Mereka katanya bergerak demi penegakan syariah, demi akhlaq. Mereka menganggap Syiah bukan bagian dari Islam, maka pengikutnya harus dienyahkan dari muka bumi. Saya tak tahu, mereka Islam aliran apa sehingga bisa bertindak sebrutal itu. Padahal, sebagian dari mereka, justru memuja Ahmadinejad, presiden Iran yang merupakan pengikut Syiah.

Mereka tak puas jika Tajul Muluk, pimpinan Syiah di Sampang hanya jadi terpidana dan dipenjara. Jadi, kemarin mereka menghadang para orangtua yang akan mengantar anak-anaknya kembali ke sekolah. Lihat, bahkan anak-anak itu pun dirampas haknya untuk mendapatkan pendidikan. Lalu rumah pengikut Syiah dibakar, sapi-sapi dan hartanya dijarah. Naudzubillah. Begitukah ajaran Islam? Padahal, katanya, Rasulullah tetap berteman dan membuka ruang dialog dengan kaum Nasrani. Bahkan tetap mendoakan kaum Yahudi yang meludahi dan melempar kotoran ke rumahnya. Sikap yang sama juga dilakukan Umar Bin Khattab, yang menolong kaum Yahudi.

Tapi di Sampang, setan-setan yang dilepaskan dari kerangkeng, sudah dibutakan mata dan hatinya. Ibunda Tajul Muluk, yang bukan Syiah, ikut diserang hingga kondisinya kritis. Padahal, dalam kondisi perang pun, Rasul tak membolehkan perempuan dan anak-anak disentuh! Sementara di Sampang, sama sekali bukan perang. Mereka berhadapan dengan saudara sendiri.

Yang menyedihkan, Hamamah alias Muhammad Chosim, sahabat Tajul Muluk, dibunuh dalam penyerangan kaum Syiah kemarin. Padahal, orang ini, menurutku (setelah membaca kesaksian Umi Kulsum, istri Tajul Muluk) adalah seorang yang benar-benar pengikut Rasulullah Muhammad SAW. Hamamah seorang yang lembut hatinya, anti kekerasan, dan selalu mengingatkan kawan-kawannya untuk tidak membalas perlakuan orang-orang anti-Syiah, tapi tetap menyapa mereka yang membencinya. Bukankah sikapnya itu sama dengan teladan Rasulullah?

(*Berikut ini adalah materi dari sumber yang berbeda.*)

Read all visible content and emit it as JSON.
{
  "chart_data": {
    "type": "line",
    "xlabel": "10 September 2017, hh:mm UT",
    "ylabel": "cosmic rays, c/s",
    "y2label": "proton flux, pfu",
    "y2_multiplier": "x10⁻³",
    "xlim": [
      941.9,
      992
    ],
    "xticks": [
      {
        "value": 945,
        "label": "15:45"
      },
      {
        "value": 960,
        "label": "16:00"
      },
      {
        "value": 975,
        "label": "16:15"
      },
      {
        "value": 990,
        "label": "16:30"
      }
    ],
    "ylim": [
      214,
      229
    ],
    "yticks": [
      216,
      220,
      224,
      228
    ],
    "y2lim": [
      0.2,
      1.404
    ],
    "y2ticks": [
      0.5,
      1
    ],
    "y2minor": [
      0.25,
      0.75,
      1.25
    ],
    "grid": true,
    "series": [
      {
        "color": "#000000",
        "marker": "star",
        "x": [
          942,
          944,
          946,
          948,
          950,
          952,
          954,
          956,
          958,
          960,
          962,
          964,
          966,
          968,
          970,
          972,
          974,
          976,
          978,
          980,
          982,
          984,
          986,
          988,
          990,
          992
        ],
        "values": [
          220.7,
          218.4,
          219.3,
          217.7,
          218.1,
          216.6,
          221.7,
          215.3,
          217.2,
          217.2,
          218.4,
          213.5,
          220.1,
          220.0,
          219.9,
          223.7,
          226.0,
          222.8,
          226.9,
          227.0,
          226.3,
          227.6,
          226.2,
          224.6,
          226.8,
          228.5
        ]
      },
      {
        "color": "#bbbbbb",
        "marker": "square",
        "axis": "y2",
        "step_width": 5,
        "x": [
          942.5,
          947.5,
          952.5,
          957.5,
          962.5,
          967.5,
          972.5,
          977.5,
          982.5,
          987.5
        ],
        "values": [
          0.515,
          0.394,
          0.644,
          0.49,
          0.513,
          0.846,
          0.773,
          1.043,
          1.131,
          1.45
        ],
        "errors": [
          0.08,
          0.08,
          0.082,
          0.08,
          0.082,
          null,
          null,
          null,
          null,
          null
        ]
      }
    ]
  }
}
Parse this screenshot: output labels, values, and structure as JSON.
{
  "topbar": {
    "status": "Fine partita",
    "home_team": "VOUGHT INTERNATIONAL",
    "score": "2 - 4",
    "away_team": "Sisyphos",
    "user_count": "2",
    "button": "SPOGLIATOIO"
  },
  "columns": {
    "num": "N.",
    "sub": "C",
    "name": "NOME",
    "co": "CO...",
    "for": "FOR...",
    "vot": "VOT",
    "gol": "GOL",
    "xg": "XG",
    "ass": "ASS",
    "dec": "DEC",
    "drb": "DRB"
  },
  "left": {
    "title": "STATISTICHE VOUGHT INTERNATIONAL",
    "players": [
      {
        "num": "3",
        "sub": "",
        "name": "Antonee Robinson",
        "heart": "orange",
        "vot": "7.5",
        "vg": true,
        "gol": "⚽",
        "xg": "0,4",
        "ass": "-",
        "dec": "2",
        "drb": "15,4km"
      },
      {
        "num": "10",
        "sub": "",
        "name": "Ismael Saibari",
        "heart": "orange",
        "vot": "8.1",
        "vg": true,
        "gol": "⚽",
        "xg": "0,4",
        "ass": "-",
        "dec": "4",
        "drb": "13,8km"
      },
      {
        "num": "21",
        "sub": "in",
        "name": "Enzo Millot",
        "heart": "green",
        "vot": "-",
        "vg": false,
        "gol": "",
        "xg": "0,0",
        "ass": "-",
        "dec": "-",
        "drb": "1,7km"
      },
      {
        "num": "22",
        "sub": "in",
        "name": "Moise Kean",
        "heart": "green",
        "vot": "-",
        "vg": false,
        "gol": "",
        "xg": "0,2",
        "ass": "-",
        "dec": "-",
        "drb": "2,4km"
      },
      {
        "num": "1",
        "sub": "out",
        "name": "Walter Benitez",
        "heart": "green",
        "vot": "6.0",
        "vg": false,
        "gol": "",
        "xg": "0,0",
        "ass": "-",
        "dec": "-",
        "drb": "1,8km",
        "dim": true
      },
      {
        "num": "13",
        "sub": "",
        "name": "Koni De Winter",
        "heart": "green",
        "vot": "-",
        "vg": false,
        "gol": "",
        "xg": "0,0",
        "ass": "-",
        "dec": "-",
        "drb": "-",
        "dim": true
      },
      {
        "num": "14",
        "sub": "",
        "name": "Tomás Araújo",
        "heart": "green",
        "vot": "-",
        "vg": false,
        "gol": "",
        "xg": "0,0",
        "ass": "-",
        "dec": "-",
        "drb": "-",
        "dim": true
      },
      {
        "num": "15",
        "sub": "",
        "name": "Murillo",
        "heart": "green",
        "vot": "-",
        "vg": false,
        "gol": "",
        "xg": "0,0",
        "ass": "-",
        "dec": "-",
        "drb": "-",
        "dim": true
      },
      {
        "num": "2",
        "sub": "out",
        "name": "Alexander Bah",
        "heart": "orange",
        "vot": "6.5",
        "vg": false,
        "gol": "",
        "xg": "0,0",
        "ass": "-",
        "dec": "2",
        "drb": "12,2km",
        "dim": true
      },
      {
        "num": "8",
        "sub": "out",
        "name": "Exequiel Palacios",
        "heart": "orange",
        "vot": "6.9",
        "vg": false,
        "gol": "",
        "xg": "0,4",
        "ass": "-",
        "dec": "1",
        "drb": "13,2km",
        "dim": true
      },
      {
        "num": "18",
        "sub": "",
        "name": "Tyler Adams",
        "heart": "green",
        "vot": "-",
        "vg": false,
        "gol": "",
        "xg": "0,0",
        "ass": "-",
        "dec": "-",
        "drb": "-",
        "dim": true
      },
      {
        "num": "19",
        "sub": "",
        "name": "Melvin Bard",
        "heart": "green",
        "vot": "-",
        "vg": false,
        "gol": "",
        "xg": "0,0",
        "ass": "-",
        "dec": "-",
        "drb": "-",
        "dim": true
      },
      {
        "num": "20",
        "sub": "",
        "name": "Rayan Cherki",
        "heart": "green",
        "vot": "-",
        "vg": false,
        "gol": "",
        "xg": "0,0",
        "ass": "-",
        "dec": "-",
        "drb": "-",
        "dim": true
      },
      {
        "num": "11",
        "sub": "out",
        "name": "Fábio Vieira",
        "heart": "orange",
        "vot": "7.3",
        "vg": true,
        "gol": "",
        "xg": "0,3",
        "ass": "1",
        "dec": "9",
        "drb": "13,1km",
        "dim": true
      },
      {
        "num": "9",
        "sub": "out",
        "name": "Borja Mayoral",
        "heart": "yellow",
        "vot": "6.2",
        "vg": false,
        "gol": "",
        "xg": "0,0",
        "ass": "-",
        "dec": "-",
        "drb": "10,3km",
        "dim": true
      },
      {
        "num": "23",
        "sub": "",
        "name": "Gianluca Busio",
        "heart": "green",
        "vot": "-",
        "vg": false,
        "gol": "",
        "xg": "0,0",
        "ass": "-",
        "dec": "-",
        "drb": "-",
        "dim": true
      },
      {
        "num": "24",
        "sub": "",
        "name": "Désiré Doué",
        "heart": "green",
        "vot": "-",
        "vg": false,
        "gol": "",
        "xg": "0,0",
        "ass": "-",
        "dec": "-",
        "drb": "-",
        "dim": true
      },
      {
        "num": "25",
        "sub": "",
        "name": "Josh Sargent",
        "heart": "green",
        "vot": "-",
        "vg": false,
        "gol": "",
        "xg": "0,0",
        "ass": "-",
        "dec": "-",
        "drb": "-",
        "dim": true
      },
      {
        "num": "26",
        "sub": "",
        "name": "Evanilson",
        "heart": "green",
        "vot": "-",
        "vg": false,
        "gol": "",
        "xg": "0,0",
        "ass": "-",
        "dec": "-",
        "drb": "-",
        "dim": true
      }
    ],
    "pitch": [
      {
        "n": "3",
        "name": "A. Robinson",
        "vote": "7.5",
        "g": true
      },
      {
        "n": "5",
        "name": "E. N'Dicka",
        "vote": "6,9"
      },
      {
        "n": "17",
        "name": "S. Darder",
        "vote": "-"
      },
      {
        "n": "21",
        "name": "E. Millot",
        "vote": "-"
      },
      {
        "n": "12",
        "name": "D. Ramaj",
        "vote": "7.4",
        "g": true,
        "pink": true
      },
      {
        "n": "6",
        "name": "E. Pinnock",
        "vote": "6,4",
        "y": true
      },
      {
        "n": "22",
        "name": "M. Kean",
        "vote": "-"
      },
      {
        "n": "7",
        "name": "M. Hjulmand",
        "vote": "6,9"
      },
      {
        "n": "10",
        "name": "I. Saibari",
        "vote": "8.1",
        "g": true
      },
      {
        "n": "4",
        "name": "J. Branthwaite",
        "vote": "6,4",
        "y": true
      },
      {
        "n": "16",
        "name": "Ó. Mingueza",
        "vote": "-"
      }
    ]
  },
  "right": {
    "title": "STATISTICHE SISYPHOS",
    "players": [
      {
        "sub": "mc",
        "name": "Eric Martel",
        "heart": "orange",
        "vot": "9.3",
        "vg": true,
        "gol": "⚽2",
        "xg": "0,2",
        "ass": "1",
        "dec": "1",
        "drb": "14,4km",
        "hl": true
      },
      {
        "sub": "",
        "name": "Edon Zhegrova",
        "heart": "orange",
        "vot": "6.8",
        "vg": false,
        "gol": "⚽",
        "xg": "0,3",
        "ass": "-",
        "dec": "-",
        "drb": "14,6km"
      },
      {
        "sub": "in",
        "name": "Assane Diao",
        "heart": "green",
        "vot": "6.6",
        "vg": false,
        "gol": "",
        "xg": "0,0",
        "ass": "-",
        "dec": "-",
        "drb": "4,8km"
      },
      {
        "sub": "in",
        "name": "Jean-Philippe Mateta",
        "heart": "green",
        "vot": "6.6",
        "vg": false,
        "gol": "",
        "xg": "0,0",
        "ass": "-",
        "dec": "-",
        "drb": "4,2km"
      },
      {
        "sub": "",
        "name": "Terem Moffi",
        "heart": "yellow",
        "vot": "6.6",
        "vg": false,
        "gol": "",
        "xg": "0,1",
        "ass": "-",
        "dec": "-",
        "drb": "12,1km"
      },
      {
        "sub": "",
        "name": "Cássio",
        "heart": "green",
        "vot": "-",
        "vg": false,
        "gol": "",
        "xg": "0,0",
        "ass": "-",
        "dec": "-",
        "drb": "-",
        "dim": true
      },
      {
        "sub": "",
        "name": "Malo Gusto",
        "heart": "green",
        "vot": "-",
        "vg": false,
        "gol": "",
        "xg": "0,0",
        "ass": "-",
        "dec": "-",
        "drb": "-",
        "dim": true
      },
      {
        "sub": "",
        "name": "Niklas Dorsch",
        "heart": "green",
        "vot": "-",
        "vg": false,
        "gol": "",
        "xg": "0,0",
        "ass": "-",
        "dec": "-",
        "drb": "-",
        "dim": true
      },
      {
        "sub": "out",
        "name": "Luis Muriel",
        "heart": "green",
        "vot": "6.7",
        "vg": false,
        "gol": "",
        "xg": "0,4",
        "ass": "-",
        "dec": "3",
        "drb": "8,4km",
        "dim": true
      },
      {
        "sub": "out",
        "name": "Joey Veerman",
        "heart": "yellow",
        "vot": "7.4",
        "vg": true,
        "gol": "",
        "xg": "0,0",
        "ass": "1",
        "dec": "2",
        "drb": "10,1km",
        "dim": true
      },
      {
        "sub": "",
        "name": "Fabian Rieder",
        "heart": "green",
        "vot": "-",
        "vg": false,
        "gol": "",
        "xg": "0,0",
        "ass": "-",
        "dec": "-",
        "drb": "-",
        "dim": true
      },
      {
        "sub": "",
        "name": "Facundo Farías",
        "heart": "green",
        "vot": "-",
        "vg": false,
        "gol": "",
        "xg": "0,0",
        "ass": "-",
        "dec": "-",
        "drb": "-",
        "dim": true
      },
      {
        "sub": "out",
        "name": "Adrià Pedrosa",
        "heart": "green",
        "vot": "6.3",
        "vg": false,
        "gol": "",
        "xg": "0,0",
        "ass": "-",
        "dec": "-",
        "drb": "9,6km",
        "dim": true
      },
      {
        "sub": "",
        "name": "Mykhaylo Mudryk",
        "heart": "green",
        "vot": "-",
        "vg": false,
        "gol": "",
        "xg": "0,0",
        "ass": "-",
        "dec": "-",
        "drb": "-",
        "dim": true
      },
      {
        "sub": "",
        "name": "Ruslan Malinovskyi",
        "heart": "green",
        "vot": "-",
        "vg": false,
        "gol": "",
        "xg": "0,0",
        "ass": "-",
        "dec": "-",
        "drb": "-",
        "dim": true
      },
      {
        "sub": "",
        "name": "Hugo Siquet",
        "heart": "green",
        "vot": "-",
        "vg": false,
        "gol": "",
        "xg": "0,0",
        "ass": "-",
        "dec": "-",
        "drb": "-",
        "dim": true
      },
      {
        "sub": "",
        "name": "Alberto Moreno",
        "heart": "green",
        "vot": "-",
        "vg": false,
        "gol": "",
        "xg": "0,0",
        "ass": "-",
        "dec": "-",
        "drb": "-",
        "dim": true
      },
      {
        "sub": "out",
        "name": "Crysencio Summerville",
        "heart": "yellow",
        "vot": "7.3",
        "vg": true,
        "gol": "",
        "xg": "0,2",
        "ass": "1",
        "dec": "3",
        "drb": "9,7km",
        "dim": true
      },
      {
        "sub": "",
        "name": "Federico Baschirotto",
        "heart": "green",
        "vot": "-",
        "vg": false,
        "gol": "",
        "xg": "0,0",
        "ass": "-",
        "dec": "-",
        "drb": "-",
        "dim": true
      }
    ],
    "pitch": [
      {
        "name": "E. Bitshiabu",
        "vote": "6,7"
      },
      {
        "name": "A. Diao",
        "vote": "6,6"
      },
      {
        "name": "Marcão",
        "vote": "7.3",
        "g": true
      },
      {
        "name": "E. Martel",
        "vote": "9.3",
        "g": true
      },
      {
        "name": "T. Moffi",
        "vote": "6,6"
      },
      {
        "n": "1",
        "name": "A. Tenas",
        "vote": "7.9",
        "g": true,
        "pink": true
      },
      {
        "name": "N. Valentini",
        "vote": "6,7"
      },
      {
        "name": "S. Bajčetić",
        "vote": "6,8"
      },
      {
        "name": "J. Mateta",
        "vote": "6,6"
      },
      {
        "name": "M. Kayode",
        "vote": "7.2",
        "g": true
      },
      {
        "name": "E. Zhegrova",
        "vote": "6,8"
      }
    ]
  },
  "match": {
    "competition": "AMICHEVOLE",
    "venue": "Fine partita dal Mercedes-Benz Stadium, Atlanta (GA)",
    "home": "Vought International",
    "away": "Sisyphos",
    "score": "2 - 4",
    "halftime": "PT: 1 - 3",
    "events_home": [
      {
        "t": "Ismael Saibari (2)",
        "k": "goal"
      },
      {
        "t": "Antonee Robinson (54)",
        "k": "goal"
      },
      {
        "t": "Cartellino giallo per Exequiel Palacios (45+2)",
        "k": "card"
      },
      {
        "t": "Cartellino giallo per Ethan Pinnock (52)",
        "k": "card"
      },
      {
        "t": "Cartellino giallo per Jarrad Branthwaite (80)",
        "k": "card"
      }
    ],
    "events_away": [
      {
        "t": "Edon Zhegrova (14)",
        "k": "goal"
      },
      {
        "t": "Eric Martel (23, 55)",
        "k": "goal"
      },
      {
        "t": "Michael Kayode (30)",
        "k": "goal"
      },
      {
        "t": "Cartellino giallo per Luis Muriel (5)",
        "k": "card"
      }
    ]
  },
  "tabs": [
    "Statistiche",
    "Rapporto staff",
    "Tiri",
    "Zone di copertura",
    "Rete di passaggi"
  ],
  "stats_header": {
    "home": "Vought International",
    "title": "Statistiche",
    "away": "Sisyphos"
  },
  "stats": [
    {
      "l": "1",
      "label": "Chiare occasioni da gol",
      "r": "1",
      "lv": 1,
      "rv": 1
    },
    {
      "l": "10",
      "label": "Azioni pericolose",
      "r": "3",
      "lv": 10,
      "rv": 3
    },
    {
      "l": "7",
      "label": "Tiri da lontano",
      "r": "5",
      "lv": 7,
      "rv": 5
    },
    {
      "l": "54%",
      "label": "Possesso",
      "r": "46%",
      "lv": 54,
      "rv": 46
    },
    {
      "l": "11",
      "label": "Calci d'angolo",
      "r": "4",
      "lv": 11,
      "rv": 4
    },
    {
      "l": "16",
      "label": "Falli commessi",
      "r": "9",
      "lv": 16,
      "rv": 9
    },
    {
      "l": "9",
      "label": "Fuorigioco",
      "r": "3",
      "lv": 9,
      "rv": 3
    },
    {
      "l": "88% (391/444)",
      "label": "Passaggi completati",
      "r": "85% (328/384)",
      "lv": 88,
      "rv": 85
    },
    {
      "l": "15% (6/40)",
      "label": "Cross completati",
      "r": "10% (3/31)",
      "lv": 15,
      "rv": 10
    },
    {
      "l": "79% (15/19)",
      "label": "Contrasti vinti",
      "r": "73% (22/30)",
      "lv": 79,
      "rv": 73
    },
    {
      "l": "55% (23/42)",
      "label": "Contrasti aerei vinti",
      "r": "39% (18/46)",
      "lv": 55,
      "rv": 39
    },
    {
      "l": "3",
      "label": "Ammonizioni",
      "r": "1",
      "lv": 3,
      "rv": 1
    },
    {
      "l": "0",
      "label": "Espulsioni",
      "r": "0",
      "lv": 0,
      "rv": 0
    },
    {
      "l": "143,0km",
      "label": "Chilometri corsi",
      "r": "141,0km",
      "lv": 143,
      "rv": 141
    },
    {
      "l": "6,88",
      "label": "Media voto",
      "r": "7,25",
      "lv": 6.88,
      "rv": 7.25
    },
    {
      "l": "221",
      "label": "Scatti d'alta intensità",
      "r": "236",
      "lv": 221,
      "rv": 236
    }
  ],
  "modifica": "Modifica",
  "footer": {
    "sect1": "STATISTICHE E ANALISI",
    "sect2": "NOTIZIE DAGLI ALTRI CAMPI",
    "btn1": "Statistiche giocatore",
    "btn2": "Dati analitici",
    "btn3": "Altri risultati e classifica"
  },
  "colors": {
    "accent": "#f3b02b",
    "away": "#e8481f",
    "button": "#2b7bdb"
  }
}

Lalu kemana polisi berseragam coklat dan polisi moral bernama ulama (mayoritas)? Kemana tuan presiden jika ada kekerasan seperti ini? Ah, semua juga tau, presiden hanya bisa bilang 'prihatin'. Orang2 kementerian agama? Mereka bukan kumpulan orang yang bisa dipercaya karena dana kitab suci pun mereka tilep. Polisi? Semua pun tau, di sana sarang maling.

Rasanya, tak salah jika saya mengkhawatirkan masa depan anak-cucu saya seperti kata seseorang di twitter: "bahkan nanti anak dari anak kita bisa dibantai oleh para pemakan nasi hanya karena anak kita suka makan roti." Begitu banyak orang yang tak bahagia dan ingin mengusik hidup orang yang memiliki keyakinan berbeda.